- Born: Marco Luciano Loggia January 6, 1979 (age 47) Vizzolo Predabissi (Milan, Italy)
- Citizenship: Italian
- Education: McGill University, Vita-Salute San Raffaele University
- Scientific career
- Fields: Brain Imaging, Pain, Neuroscience

= Marco Loggia =

Neuroscientist

Marco Loggia is a US-based Italian neuroscientist who specializes in brain imaging. He is a professor of Radiology and Anaesthesia at Harvard Medical School, and directs the Pain and Neuroinflammation Imaging Laboratory, located at the Athinoula A. Martinos Center for Biomedical Imaging, Massachusetts General Hospital (MGH). He is also the co-director of the Center of Integrative Pain NeuroImaging (CiPNI) at MGH. He is known for his work on brain mechanisms of pain, especially using functional magnetic resonance imaging (fMRI) and positron emission tomography (PET). He has been a pioneer in the use of Arterial Spin Labeling and second-generation TSPO PET ligands for the study of chronic pain. He is a Section Editor for the journal PAIN, and also serves on the editorial board for the Journal of Pain and Pain Medicine. His work has been highlighted by many media outlets, including Popular Science, New Scientist, Scientific American, ABC News, la Repubblica, Sky TG24, the Harvard Gazette and others.

==Biography==
Loggia was born in Italy, where he obtained a Laurea (a five-year degree equivalent to a B.Sc. plus a M.Sc.) in Experimental Psychology at the Universita’ Vita-Salute San Raffaele (Milan, Italy). In 2008 he was awarded a Ph.D. in Neurological Sciences by McGill University in Montreal, QC (Canada), under the mentorship of Prof. M. Catherine Bushnell. He then held the position of Research Fellow at Harvard Medical School until 2013, when he became faculty at Harvard Medical School and Massachusetts General Hospital.

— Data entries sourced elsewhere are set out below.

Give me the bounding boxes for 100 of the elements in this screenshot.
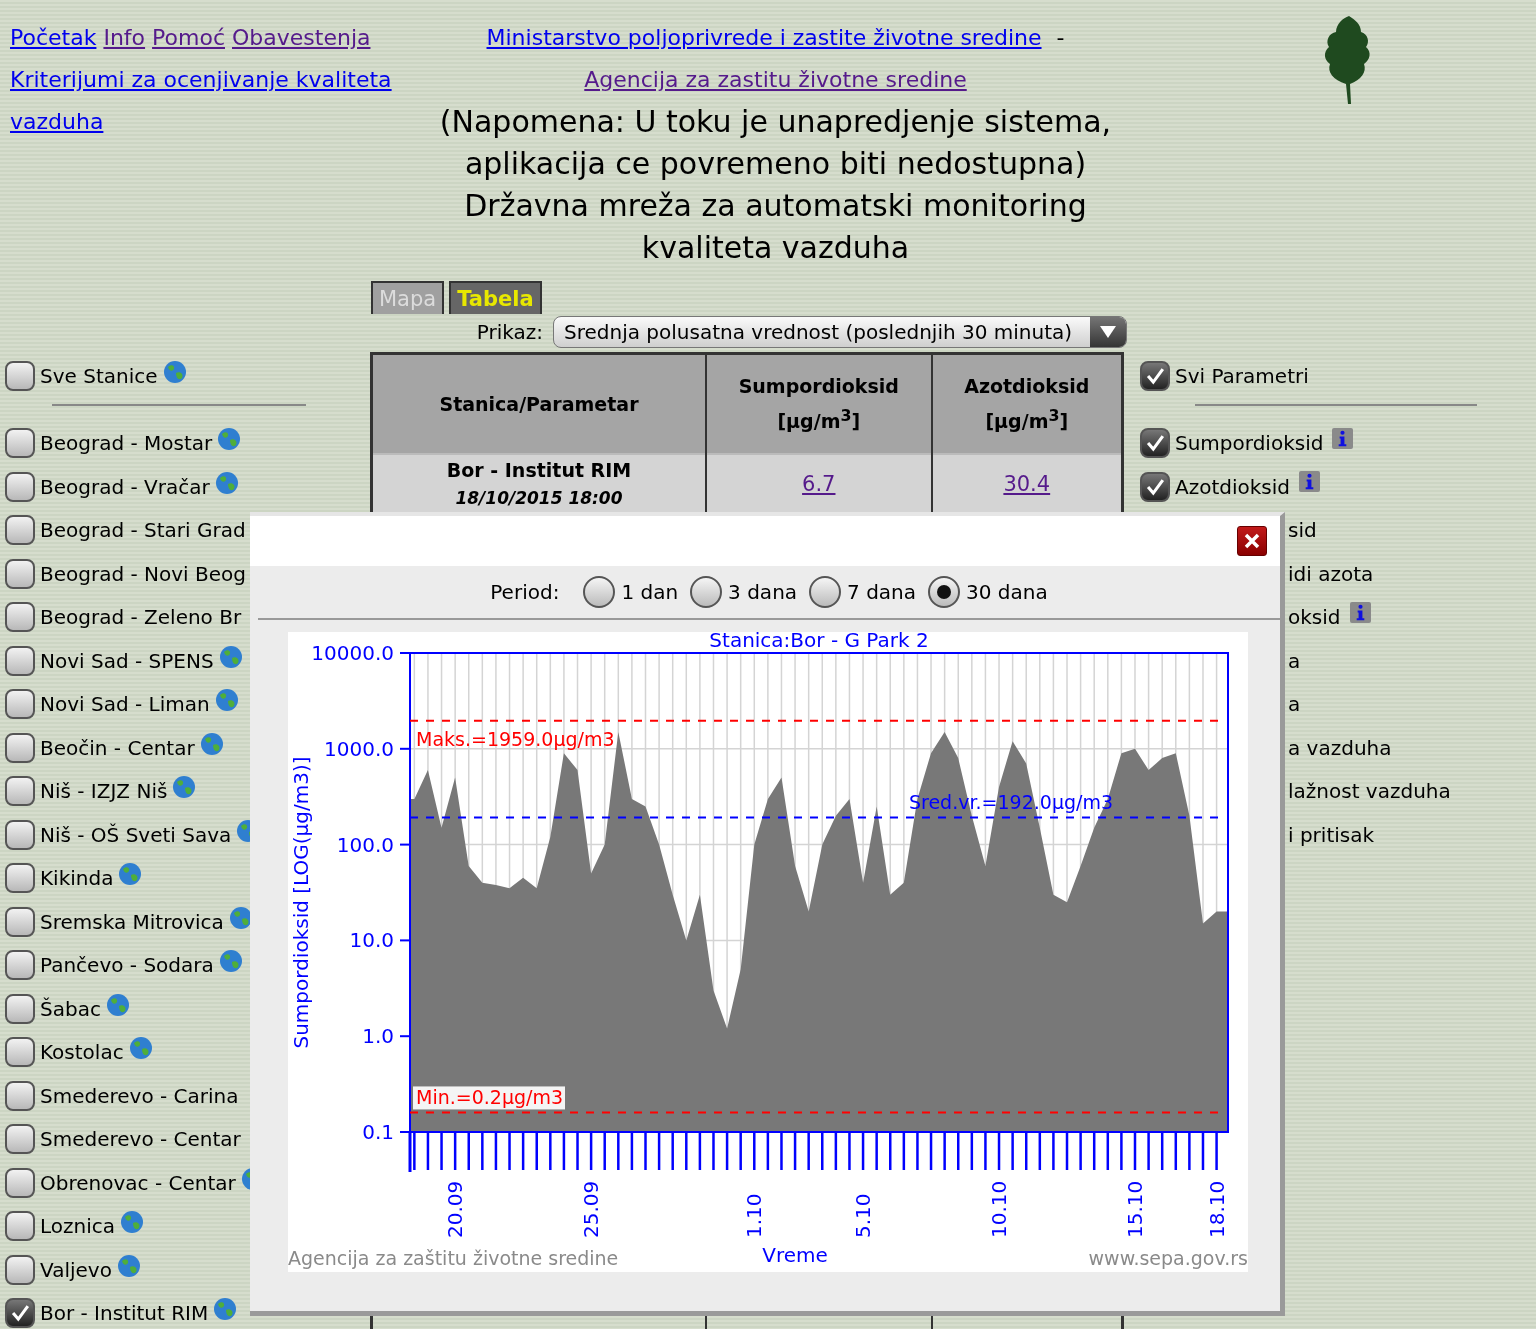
- radio-label: 3 dana: [728, 580, 798, 604]
- chart-title: Stanica:Bor - G Park 2: [709, 632, 929, 652]
- checkbox[interactable]: [5, 1167, 35, 1198]
- checkbox[interactable]: [1140, 428, 1170, 459]
- radio-label: 30 dana: [966, 580, 1048, 604]
- station-label: Sve Stanice: [40, 363, 158, 388]
- parameter-label: Azotdioksid: [1175, 474, 1290, 499]
- checkbox[interactable]: [5, 776, 35, 807]
- globe-icon[interactable]: [118, 862, 143, 887]
- checkbox[interactable]: [5, 471, 35, 502]
- display-label: Prikaz:: [476, 320, 543, 344]
- value-link[interactable]: 30.4: [1003, 472, 1051, 496]
- checkbox[interactable]: [5, 1298, 35, 1329]
- checkbox[interactable]: [5, 1254, 35, 1285]
- checkbox[interactable]: [5, 428, 35, 459]
- info-icon[interactable]: [1299, 471, 1320, 493]
- checkbox[interactable]: [5, 950, 35, 981]
- period-label: Period:: [490, 580, 560, 604]
- station-label: Beograd - Stari Grad: [40, 518, 246, 543]
- globe-icon[interactable]: [217, 427, 242, 452]
- reference-label: Sred.vr.=192.0μg/m3: [909, 791, 1114, 814]
- separator-text: -: [1056, 25, 1065, 50]
- globe-icon[interactable]: [199, 731, 224, 756]
- checkbox[interactable]: [5, 1037, 35, 1068]
- timestamp: 18/10/2015 18:00: [454, 487, 624, 510]
- checkbox[interactable]: [5, 689, 35, 720]
- radio-button[interactable]: [583, 576, 616, 608]
- globe-icon[interactable]: [214, 688, 239, 713]
- close-button[interactable]: [1237, 526, 1267, 556]
- checkbox[interactable]: [5, 360, 35, 391]
- parameter-label: a: [1288, 692, 1301, 717]
- station-label: Bor - Institut RIM: [40, 1301, 209, 1326]
- parameter-label: lažnost vazduha: [1288, 779, 1451, 804]
- station-label: Beočin - Centar: [40, 735, 195, 760]
- parameter-label: a vazduha: [1288, 735, 1392, 760]
- radio-label: 7 dana: [847, 580, 917, 604]
- y-tick-label: 1000.0: [324, 736, 394, 761]
- nav-link[interactable]: Kriterijumi za ocenjivanje kvaliteta vazduha: [10, 59, 398, 143]
- globe-icon[interactable]: [116, 1253, 141, 1278]
- globe-icon[interactable]: [214, 470, 239, 495]
- info-icon[interactable]: [1332, 427, 1354, 449]
- y-tick-label: 10.0: [349, 928, 394, 953]
- display-select[interactable]: Srednja polusatna vrednost (poslednjih 30 minuta): [553, 316, 1127, 348]
- globe-icon[interactable]: [228, 905, 253, 930]
- column-header: Stanica/Parametar: [371, 353, 706, 454]
- radio-button[interactable]: [809, 576, 842, 608]
- checkbox[interactable]: [5, 645, 35, 676]
- parameter-label: Sumpordioksid: [1175, 431, 1324, 456]
- checkbox[interactable]: [5, 863, 35, 894]
- checkbox[interactable]: [5, 515, 35, 546]
- website-text: www.sepa.gov.rs: [1088, 1247, 1248, 1269]
- globe-icon[interactable]: [218, 644, 243, 669]
- page-title: Državna mreža za automatski monitoring kvaliteta vazduha: [463, 187, 1088, 267]
- station-label: Valjevo: [40, 1257, 112, 1282]
- y-axis-label: Sumpordioksid [LOG(μg/m3)]: [289, 756, 313, 1049]
- parameter-label: i pritisak: [1288, 822, 1375, 847]
- globe-icon[interactable]: [218, 949, 243, 974]
- value-link[interactable]: 6.7: [802, 472, 836, 496]
- checkbox[interactable]: [5, 558, 35, 589]
- globe-icon[interactable]: [128, 1036, 153, 1061]
- nav-link[interactable]: Info: [103, 17, 146, 59]
- checkbox[interactable]: [5, 732, 35, 763]
- checkbox[interactable]: [5, 1080, 35, 1111]
- x-tick-label: 18.10: [1204, 1180, 1229, 1238]
- checkbox[interactable]: [5, 1124, 35, 1155]
- y-tick-label: 10000.0: [311, 641, 394, 665]
- reference-label: Maks.=1959.0μg/m3: [416, 727, 615, 750]
- station-label: Sremska Mitrovica: [40, 909, 224, 934]
- column-header: Sumpordioksid [μg/m$^{3}$]: [706, 353, 932, 454]
- checkbox[interactable]: [1140, 471, 1170, 502]
- nav-link[interactable]: Pomoć: [152, 17, 225, 59]
- checkbox[interactable]: [5, 906, 35, 937]
- nav-link[interactable]: Početak: [10, 17, 97, 59]
- globe-icon[interactable]: [213, 1297, 238, 1322]
- checkbox[interactable]: [5, 819, 35, 850]
- agency-link[interactable]: Agencija za zastitu životne sredine: [584, 67, 967, 92]
- radio-button[interactable]: [690, 576, 723, 608]
- globe-icon[interactable]: [120, 1210, 144, 1235]
- checkbox[interactable]: [5, 1211, 35, 1242]
- checkbox[interactable]: [5, 602, 35, 633]
- caret-icon[interactable]: [1090, 317, 1126, 347]
- notice-text: (Napomena: U toku je unapredjenje sistema, aplikacija ce povremeno biti nedostupna): [438, 103, 1113, 183]
- info-icon[interactable]: [1349, 601, 1371, 623]
- radio-label: 1 dan: [621, 580, 679, 604]
- station-name: Bor - Institut RIM: [445, 458, 633, 483]
- checkbox[interactable]: [5, 993, 35, 1024]
- station-label: Beograd - Mostar: [40, 431, 213, 456]
- station-label: Smederevo - Centar: [40, 1127, 241, 1152]
- globe-icon[interactable]: [105, 992, 130, 1017]
- checkbox[interactable]: [1140, 360, 1170, 391]
- y-tick-label: 100.0: [336, 832, 394, 857]
- radio-button[interactable]: [928, 576, 961, 608]
- globe-icon[interactable]: [172, 775, 197, 800]
- station-label: Beograd - Zeleno Br: [40, 605, 242, 630]
- station-label: Kikinda: [40, 866, 114, 891]
- globe-icon[interactable]: [162, 359, 187, 384]
- nav-link[interactable]: Obavestenja: [232, 17, 371, 59]
- tab[interactable]: Tabela: [449, 281, 542, 314]
- ministry-link[interactable]: Ministarstvo poljoprivrede i zastite životne sredine: [486, 25, 1042, 50]
- station-label: Obrenovac - Centar: [40, 1170, 236, 1195]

He and his wife Nazma have three children: Gabriele, Suraiya and Naima.

==Awards and recognition==
Loggia is a recipient of the 2013 Early Career Award from the International Association for the Study of Pain (IASP) and the 2016 IASP Ulf Lindblom Young Investigator Award for Clinical Science. He is also the principal investigator of several federal and foundation grants, including from the National Institutes of Health, the Department of Defense, and various foundations. The Harvard Gazette described his work on neuroinflammation in chronic back pain as a "breakthrough on chronic pain." His study of neuroinflammation in fibromyalgia, conducted in collaboration with Karolinska Institutet, was named one of the "Top Ten Cell Science News Stories of 2018" by Technology Networks. In 2021, he was named Distinguished Investigator by the Academy for Radiology & Biomedical Imaging Research.